- Born: 1962 (age 63–64)
- Education: National Film and Television School

= Tristan Loraine =

British filmmaker and former airline captain

Tristan Loraine is a British filmmaker, former commercial airline pilot, and aviation safety campaigner. His films frequently explore aviation history and aircraft cabin air safety, including the documentaries Welcome Aboard Toxic Airlines, Everybody Flies, American 965, and This Is Your Captain Speaking, as well as the fiction film A Dark Reflection.

He is the founder of the production company Fact Not Fiction Films.

== Early life and aviation career ==
Loraine developed an interest in aviation at the age of seven after watching the 1969 film The Battle of Britain. He began flying lessons at the age of 17, travelling long distances to an international airport to pursue his ambition of becoming a pilot. He later became a commercial airline pilot and served as a captain for British Airways. Loraine was eventually medically retired from flying due to ill health, which he attributed to exposure to contaminated cabin air during so-called "fume events," where engine oil leaks into the aircraft air supply system.

=== Campaigning on cabin air quality ===
Following his retirement, Loraine became a public campaigner on aircraft cabin air safety and a spokesperson for the Global Cabin Air Quality Executive (GCAQE). He argues that the common practice of supplying cabin air from engine "bleed air" systems can allow engine oil contaminants, including tricresyl phosphate (TCP), to enter the aircraft cabin.

His claims have been reported by the BBC, Telegraph and Tambay Bay 28. Regulators and industry bodies, including the CAA, IATA and Boeing, have stated that existing research shows cabin air meets health and safety standards and that no causal link to long-term illness has been established.

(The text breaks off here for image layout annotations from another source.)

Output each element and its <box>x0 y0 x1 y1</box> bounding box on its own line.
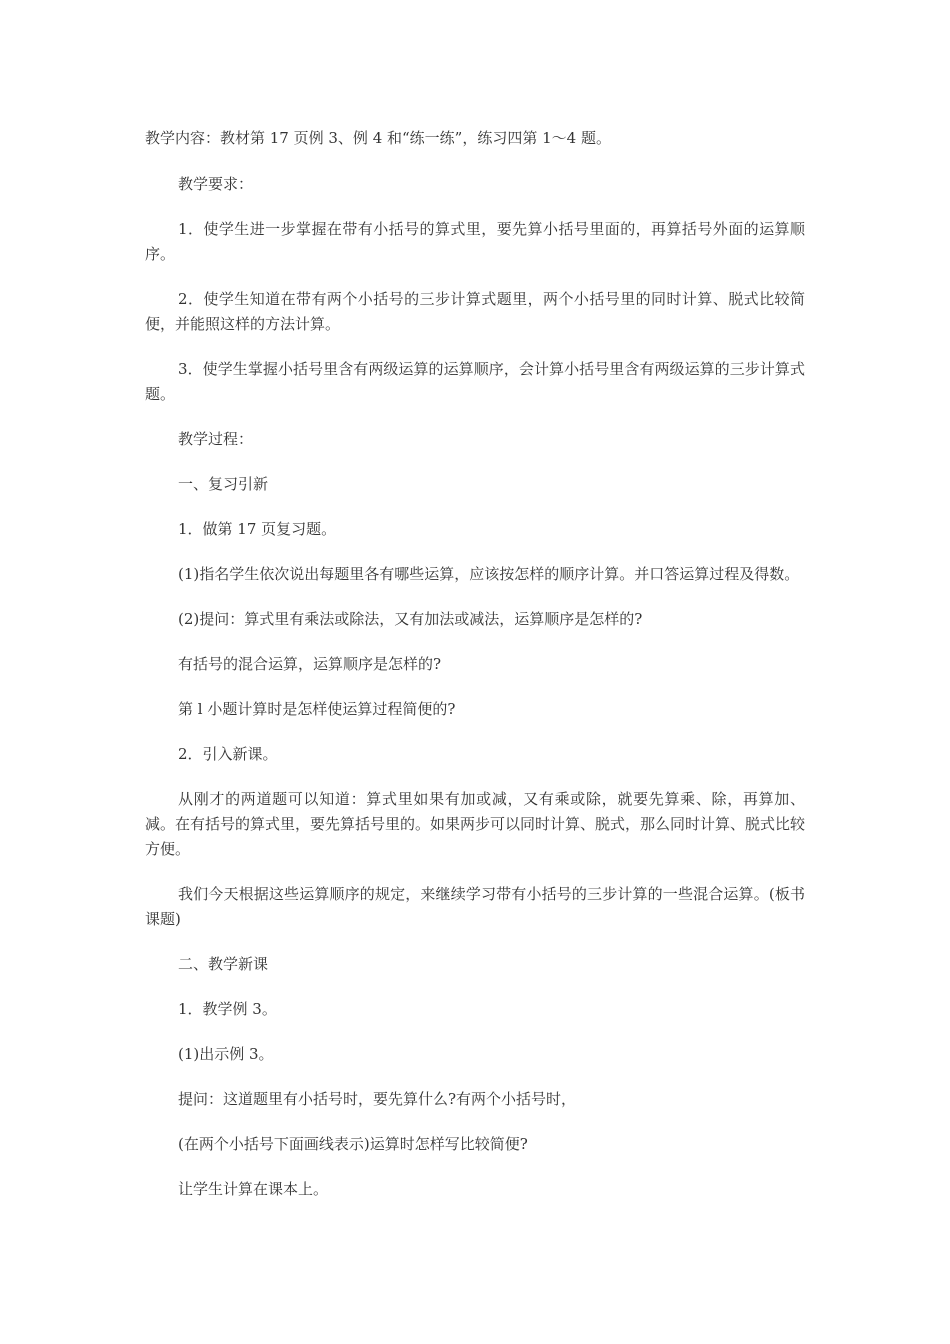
paragraph-requirement-2: 2．使学生知道在带有两个小括号的三步计算式题里，两个小括号里的同时计算、脱式比较简便，并能照这样的方法计算。 <box>145 290 805 333</box>
paragraph-rule-summary: 从刚才的两道题可以知道：算式里如果有加或减，又有乘或除，就要先算乘、除，再算加、减。在有括号的算式里，要先算括号里的。如果两步可以同时计算、脱式，那么同时计算、脱式比较方便。 <box>145 790 806 858</box>
paragraph-example-3-heading: 1．教学例 3。 <box>178 1000 277 1018</box>
paragraph-show-example-3: (1)出示例 3。 <box>178 1045 274 1063</box>
paragraph-requirement-3: 3．使学生掌握小括号里含有两级运算的运算顺序，会计算小括号里含有两级运算的三步计算式题。 <box>145 360 805 403</box>
paragraph-requirement-1: 1．使学生进一步掌握在带有小括号的算式里，要先算小括号里面的，再算括号外面的运算顺序。 <box>145 220 805 263</box>
paragraph-lesson-intro: 我们今天根据这些运算顺序的规定，来继续学习带有小括号的三步计算的一些混合运算。(板书课题) <box>145 885 805 928</box>
paragraph-question-brackets: 有括号的混合运算，运算顺序是怎样的? <box>178 655 442 673</box>
paragraph-question-simplify: 第 l 小题计算时是怎样使运算过程简便的? <box>178 700 456 718</box>
paragraph-example-question-continued: (在两个小括号下面画线表示)运算时怎样写比较简便? <box>178 1135 528 1153</box>
paragraph-student-calculation: 让学生计算在课本上。 <box>178 1180 329 1198</box>
paragraph-section-new-lesson: 二、教学新课 <box>178 955 269 973</box>
paragraph-review-item-2: 2．引入新课。 <box>178 745 278 763</box>
paragraph-example-question: 提问：这道题里有小括号时，要先算什么?有两个小括号时， <box>178 1090 577 1108</box>
paragraph-section-review: 一、复习引新 <box>178 475 269 493</box>
paragraph-review-subitem-2: (2)提问：算式里有乘法或除法，又有加法或减法，运算顺序是怎样的? <box>178 610 643 628</box>
paragraph-teaching-process-heading: 教学过程： <box>178 430 254 448</box>
paragraph-review-subitem-1: (1)指名学生依次说出每题里各有哪些运算，应该按怎样的顺序计算。并口答运算过程及得数。 <box>178 565 800 583</box>
paragraph-review-item-1: 1．做第 17 页复习题。 <box>178 520 337 538</box>
document-body <box>145 126 805 1222</box>
paragraph-teaching-content: 教学内容：教材第 17 页例 3、例 4 和“练一练”，练习四第 1～4 题。 <box>145 129 611 147</box>
paragraph-teaching-requirements-heading: 教学要求： <box>178 175 254 193</box>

Loraine's work references recommendations from air accident investigation bodies calling for improved monitoring of cabin air, and he has highlighted the Boeing 787 as an example of an aircraft that does not use engine bleed air for cabin ventilation.

In 2015, Loraine received a British Citizen Award at the House of Lords for services to industry related to his research and campaigning.

== Filmmaking career ==
After leaving aviation, Loraine trained at the National Film and Television School. In November 2006, he founded Fact Not Fiction Films. His first documentary, Welcome Aboard Toxic Airlines, investigated claims of contaminated cabin air. The film screened in UK cinemas in 2008.

In 2012, he directed Shady Lady, a World War II aviation docudrama about a B-24 bombing mission from Australia to Borneo, widely regarded as one of the longest bombing missions undertaken at that time.

In 2014, Loraine later wrote, directed, produced and edited the fiction thriller A Dark Reflection, inspired by his experiences and concerns about cabin air safety. The film premiered at the Cannes market and starred Georgina Sutcliffe and Marina Sirtis. Earlier reports on The Hollywood Reporter show the project was originally developed under the title Shadows From the Sky, based on Loraine's novel Toxic Airlines.

In 2019, he co-directed the documentary Everybody Flies with Beth Moran. The film premiered at the Raindance Film Festival and examines the issue of aerotoxic syndrome and cabin air contamination.

In 2021, he directed investigative documentary American 965, which examines the 1995 crash of American Airlines Flight 965 and questions whether contaminated cabin air was considered during the investigation.

In 2025, Loraine directed the documentaries This Is Your Captain Speaking and Our Journey with Lobular Breast Cancer, both of which premiered at Raindance Film Festival. The former focusing on aircraft cabin air safety and the latter examining the campaign for research into lobular breast cancer.

== Other activities ==
Loraine is a co-founder of the Lobular Moon Shot Project, a United Kingdom–based campaign advocating for dedicated research into lobular breast cancer. His wife, Susan Michaelis, was diagnosed with lobular breast cancer in 2013 and lived with the disease for more than a decade. Following estimates that £20 million would be required to fund targeted research into lobular breast cancer, Loraine and Michaelis co-founded the initiative and campaigned for government support. The campaign has received cross-party political support in the United Kingdom, including backing from several hundred Members of Parliament, and has engaged with health officials and policymakers to promote increased investment in lobular breast cancer research.

== Personal life ==
Loraine was married to Susan Michaelis, an Australian-trained pilot, academic, and cancer campaigner. Michaelis was diagnosed with lobular breast cancer in 2013 and later became a prominent advocate for research into the disease. She died in 2025 after living with the illness for more than twelve years.